A Right-wing Politician Says Germany Should Stop Atoning For Nazi History, And Outrage Ensues

But cries of fury from politicians may only boost the AfD’s anti-establishment image

It seems like only yesterday that the world at large could at least agree on one thing: Nazis were not good.

But increasingly, that designation seems like mere bendable words, up for reinterpretation. These days, the U.S. President-elect casually compares the CIA to Nazi Germany on Twitter and a white nationalist salutes “Hail Trump” but calls it “ironic exuberance.”

Another example: On Tuesday night, a leading right-wing politician called for less emphasis on the country’s Nazi past. This, despite Germany’s strong tradition of memorializing and atoning for the horror of the Holocaust, which killed 6 million people.

Björn Höcke, a leader for the Alternative for Germany (AfD) party in the eastern state of Thuringia, said Germany needed “a 180-degree reversal on the politics of remembrance.”

“These stupid politics of coming to grips with the past cripple us,” he said in a speech to a youth group at a beer hall in Dresden Tuesday night. “We Germans are the only people in the world that have planted a monument of shame in the heart of their capital.”

He was referring to Memorial to the Murdered Jews of Europe in Berlin, one of many monuments that encourage Germans to reflect on the past in the hopes that their awful history will never be repeated.

A history teacher on leave, Höcke did not take his speaking opportunity to praise Germany for its admittedly unique commitment to coming to terms with its past (there is even a word for it: Vergangenheitsbewältigung). Instead, he railed against the school system, arguing that the curriculum makes German history look “appalling and laughable.” He also compared Allied forces’ bombing of Dresden to dropping atomic bombs on Hiroshima and Nagasaki during World War II. His speech was greeted by a standing ovation from the small crowd and chants of “Germany, Germany.”
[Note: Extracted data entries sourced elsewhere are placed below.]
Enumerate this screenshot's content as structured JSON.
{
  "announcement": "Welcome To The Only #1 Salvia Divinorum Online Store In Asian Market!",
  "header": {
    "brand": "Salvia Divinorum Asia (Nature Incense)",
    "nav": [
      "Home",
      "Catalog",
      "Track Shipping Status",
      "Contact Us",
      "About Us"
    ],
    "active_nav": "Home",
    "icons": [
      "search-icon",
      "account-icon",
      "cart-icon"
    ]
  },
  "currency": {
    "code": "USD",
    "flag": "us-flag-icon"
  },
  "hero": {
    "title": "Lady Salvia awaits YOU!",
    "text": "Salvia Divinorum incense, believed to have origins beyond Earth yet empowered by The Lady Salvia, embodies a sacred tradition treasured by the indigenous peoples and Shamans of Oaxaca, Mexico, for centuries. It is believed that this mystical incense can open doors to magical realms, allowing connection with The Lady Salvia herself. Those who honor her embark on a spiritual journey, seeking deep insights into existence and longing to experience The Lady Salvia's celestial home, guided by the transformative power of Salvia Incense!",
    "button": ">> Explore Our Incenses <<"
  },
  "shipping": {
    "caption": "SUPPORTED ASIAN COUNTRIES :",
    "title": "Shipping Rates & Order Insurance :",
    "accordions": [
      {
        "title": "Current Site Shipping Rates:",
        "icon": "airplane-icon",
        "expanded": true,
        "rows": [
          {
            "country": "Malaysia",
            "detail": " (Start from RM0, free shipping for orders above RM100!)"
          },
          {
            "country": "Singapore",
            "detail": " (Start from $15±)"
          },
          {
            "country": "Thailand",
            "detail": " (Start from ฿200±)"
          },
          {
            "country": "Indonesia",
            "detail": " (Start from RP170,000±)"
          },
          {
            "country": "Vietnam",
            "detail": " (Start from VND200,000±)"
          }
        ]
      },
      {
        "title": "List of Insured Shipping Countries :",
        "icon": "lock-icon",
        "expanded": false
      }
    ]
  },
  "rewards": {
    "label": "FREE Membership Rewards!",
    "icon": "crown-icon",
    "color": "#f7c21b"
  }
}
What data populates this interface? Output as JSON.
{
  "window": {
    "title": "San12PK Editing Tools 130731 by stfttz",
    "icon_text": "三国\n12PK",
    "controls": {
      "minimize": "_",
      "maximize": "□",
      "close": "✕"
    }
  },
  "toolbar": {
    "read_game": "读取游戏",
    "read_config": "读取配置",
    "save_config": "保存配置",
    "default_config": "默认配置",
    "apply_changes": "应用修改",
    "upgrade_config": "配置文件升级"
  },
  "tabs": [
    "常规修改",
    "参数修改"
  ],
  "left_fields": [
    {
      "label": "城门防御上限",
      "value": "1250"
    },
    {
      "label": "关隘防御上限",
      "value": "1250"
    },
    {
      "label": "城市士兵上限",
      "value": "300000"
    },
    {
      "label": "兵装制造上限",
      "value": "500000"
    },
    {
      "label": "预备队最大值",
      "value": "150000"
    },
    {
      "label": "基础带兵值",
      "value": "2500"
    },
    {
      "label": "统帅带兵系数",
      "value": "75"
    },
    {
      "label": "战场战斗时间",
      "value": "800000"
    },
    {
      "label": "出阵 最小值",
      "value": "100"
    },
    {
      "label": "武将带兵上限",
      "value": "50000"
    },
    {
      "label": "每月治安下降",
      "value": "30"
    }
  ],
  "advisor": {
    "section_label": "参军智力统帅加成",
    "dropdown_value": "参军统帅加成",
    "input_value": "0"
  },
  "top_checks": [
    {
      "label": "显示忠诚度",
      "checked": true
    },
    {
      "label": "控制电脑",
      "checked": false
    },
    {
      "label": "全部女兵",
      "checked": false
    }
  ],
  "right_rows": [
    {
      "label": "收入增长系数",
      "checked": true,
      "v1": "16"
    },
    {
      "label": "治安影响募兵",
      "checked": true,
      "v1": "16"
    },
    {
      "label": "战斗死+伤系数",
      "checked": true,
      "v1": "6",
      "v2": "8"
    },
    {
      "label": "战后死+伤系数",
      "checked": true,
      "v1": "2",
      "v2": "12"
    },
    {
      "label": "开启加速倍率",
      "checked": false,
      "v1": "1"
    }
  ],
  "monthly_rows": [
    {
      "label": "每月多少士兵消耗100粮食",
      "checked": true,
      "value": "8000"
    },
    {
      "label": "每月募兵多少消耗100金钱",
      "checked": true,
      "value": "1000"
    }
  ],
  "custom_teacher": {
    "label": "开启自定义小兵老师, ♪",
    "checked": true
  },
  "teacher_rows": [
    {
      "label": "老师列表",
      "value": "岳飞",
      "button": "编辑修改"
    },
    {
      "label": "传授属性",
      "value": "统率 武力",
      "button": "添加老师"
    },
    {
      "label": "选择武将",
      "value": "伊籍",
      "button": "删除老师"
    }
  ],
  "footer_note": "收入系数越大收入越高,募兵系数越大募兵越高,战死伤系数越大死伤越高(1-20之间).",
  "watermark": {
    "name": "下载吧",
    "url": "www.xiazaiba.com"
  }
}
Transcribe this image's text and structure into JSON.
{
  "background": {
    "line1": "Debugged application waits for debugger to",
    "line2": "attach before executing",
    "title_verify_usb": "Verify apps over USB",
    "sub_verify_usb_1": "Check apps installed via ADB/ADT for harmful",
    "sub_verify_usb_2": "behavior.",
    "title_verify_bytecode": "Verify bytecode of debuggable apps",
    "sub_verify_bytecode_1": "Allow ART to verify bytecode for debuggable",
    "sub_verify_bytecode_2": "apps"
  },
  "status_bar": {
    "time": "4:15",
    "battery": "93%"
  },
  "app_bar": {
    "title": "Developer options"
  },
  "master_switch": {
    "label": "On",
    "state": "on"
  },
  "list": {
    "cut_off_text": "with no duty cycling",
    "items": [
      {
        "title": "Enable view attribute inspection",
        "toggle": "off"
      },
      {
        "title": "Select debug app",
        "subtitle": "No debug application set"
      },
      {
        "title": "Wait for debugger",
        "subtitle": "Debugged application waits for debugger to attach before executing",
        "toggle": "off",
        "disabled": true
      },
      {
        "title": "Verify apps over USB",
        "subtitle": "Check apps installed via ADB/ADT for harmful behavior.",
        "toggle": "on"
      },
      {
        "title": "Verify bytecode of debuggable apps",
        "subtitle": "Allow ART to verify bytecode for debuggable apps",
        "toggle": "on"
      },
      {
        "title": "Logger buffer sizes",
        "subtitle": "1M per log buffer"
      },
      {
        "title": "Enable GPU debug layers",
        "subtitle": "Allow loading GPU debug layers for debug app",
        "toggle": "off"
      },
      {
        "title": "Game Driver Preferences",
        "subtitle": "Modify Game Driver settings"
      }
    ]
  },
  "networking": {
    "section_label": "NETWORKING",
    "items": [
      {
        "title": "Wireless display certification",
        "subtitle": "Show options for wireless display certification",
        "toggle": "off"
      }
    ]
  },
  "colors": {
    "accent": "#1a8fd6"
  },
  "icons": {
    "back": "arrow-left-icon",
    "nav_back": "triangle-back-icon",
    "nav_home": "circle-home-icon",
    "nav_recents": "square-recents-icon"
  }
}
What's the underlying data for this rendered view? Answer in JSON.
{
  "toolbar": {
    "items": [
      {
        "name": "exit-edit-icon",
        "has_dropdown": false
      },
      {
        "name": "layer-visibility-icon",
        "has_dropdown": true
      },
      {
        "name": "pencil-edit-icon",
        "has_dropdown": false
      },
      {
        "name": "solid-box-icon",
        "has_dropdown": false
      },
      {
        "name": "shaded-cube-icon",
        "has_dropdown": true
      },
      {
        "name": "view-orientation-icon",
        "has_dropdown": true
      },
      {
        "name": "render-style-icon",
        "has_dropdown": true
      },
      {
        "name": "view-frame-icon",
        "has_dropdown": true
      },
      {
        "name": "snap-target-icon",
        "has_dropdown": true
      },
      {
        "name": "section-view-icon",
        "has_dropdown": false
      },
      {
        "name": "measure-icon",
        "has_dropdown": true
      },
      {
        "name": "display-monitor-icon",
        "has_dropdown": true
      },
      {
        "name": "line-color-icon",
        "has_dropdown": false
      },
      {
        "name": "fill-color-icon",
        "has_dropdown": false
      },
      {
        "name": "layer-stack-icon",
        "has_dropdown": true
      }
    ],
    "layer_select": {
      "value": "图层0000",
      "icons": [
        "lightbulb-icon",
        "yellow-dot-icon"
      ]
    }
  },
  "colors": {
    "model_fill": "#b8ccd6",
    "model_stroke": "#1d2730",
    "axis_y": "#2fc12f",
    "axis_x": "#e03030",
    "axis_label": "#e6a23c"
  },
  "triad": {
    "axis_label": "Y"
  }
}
Freedom of speech and opinion is guaranteed under the German constitution, but the country also has robust laws against hate speech, including racist agitation and anti-Semitism, and bans Holocaust denial.

Höcke’s words didn’t cross that line (though a member of the radical Left party reported Höcke for incitement) but they still disturbed many German’s who hold the concept of “never again” as a moral imperative for German human rights policy. His speech was followed by an avalanche of statements disavowing Höcke’s stance.

Josef Schuster, the president of the Central Council of Jews in Germany, called Höcke’s words “completely unacceptable.”

“With these anti-Semitic and extremely misanthropic remarks, the AfD is showing its true face. I would not have believed that it was possible for a politician in Germany to say such things 70 years after the Shoah,” he said in a statement.

Many politicians quickly heaped their own outrage to the chorus. “Never, never ever must we allow the demagogy of a Björn Höcke to go unchallenged,” Sigmar Gabriel, the German vice chancellor said in a statement that accepted political as well as personal responsibility for his country’s past crimes. “Höcke’s speech particularly horrified me personally because my father was an unapologetic Nazi until the day he died.”

Simone Peter, the chairwoman for the Green Party, called for the AfD to “unambiguously distance” itself from Höcke.

And indeed, Frauke Petry, the leader of openly anti-immigrant AfD, backed away from Höcke’s statements in an interview with Jung Freiheit, a far right newspaper. “With his unauthorized solo actions and constant crossfire, Björn Höcke has become a burden for the party,” Petry said. “We will either become political realists or become politically irrelevant.” But she also didn’t explicitly endorse Germany’s culture of remembrance.

For his part, Höcke said the media had deliberately misinterpreted his words and his speech was aimed at the weight of shame Germans carry for their history, not at condoning Nazis.

But some might think that the swift reactions of outrage from established politicians prove Höcke’s point — that Germans are made to be ashamed of their own history — and so played into the AfD’s hands. Careful tiptoeing around the edges of free speech may be a strategy to break consensus on social norms and frame the party as victims of overzealous censorship in the run-up to German elections in September.

The approach is outlined in an AfD strategy paper published in December. It recommends “carefully planned provocations” before the election, to incite aggressive reactions from other parties.

The paper suggested that overblown attacks on AfD could help give it an underdog status — the more the AfD seemed targeted, the more it could be a “collection reservoir for protest.” Recent surveys show AfD is polling 12-15 percent, and likely to win seats in the federal parliament.

“The AfD is doing well from its reputation as a breaker of taboos and as a protest party,” the paper said, as if in echo of another surprisingly successful political upstart across the Atlantic, and urged careful planning to “focus on being politically incorrect.”